Going into 2020, there were a number of major developments slated throughout the St. Louis metro area. Then, the dramatic events of last year put everyone’s plans on hold. For some, the pandemic and lockdown provided space for extra strategizing and reflection. Others were not so fortunate. Now, one month in to 2021, where do these various projects stand?

Certain massive public development projects, such as the National Geospatial-Intelligence Agency and the Major League Soccer stadium have continued more or less as if nothing had changed. The former is a $1.7 billion development, while the latter will cost around $461 million. Neither development has had to move out their projected opening dates.

Another area that has fared well is that of major revitalization projects. Take the North of Washington (NOW) Innovation District. Run by the StarWood Group, NOW aims to bring more jobs and money to Downtown.

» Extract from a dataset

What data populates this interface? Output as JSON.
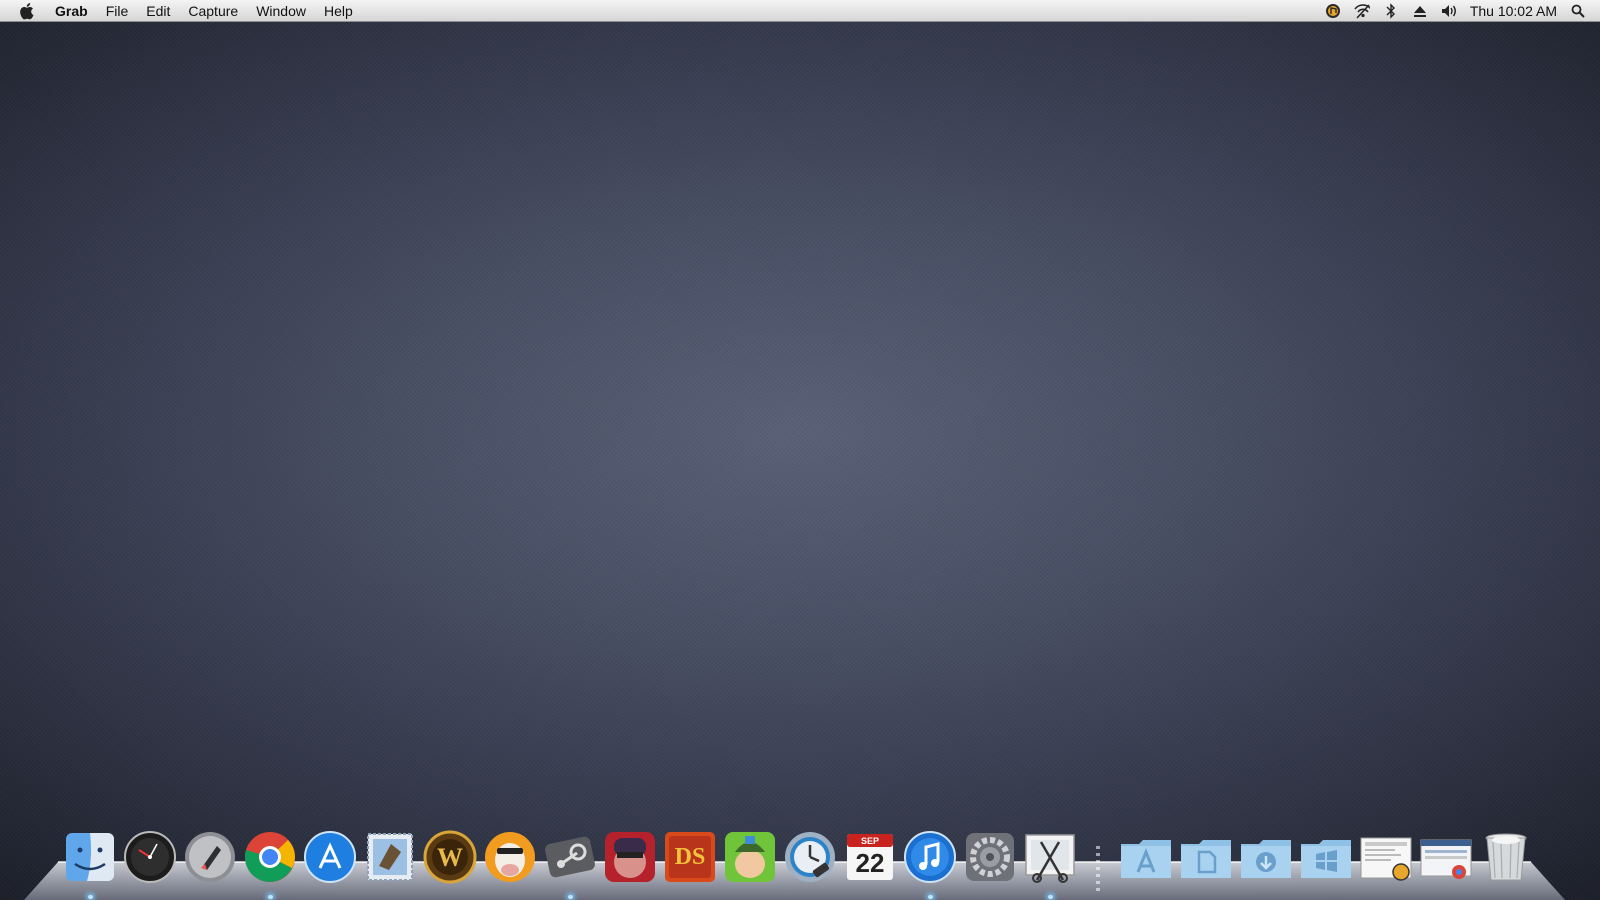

At the center of the project is the former St. Louis Post-Dispatch Building at 900 N. Tucker Blvd. Square, a major local employer, has signed a 15-year lease to occupy a large part of the building, but the pandemic has put that on hold. Square has stated their commitment to the project, however, and other tenants are starting to show interest as well.

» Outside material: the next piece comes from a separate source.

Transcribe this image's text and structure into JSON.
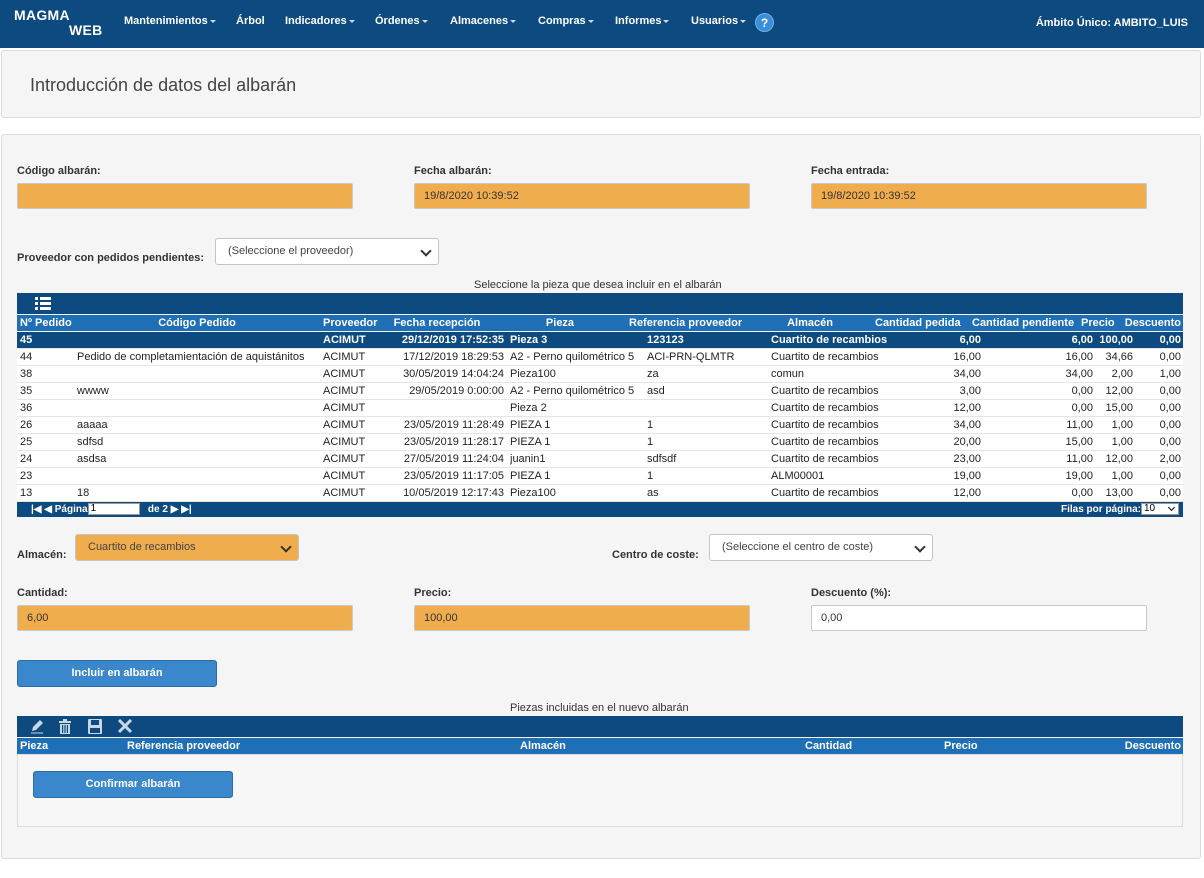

Riverpointe, in St. Charles, has been variously planned and projected for decades now. The 40 acres of riverfront property have long been tapped for various residential and commercial developments. While details are not yet forthcoming, St. Charles officials have stated that, 2020 aside, construction on several projects in the area is slated to begin by the end of 2021.

Not all such revitalization ventures have seen such relative progress. The former site of Crestwood Mall, for example, has changed hands a lot over the years. In 2018, UrbanStreet Group sold it to Walpert Properties. But in June, Walpert was forced to cancel their own plans for the site due to economic constraints and the difficulties of the pandemic and lockdowns. It was only in late December, that the city of Crestwood announced a partnership with Dierbergs Market and Elite Development Services to move forward with the site.

Laclede’s Landing in Downtown has also seen some setbacks. This neighborhood on the riverfront near the Gateway Arch is central to the Founder’s District, an effort by New Legacy Partners to invest around $1 billion in Downtown neighborhoods. The pandemic and disagreements with the Laclede’s Landing community improvement district and redevelopment corporation have slowed the project down.

Other major projects downtown are more or less on hold for now. The Jefferson Arms Building at 415 N. Tucker Blvd takes up a whole city block and has been vacant since 2006. Developer Alterra Worldwide purchased the property in 2016, but progress has been slow due to labor disputes and issues with financing. Alterra has $119,132.23 in outstanding property tax to pay before they can move forward with the project, although they made progress with a new agreement with the city board of alderman last month.

Then there’s the One AT&T Center. A perennial problem, 2020 had little affect on development of the One AT&T Center for good or bad. Vacated by AT&T in 2017, the building has been in foreclosure ever since. At 1.4 million square feet and taking up an entire city block, the huge building is again on the market. Likewise, the historic Railway Exchange Building is currently stuck in limbo, caught up in a swell of legal and financing issues.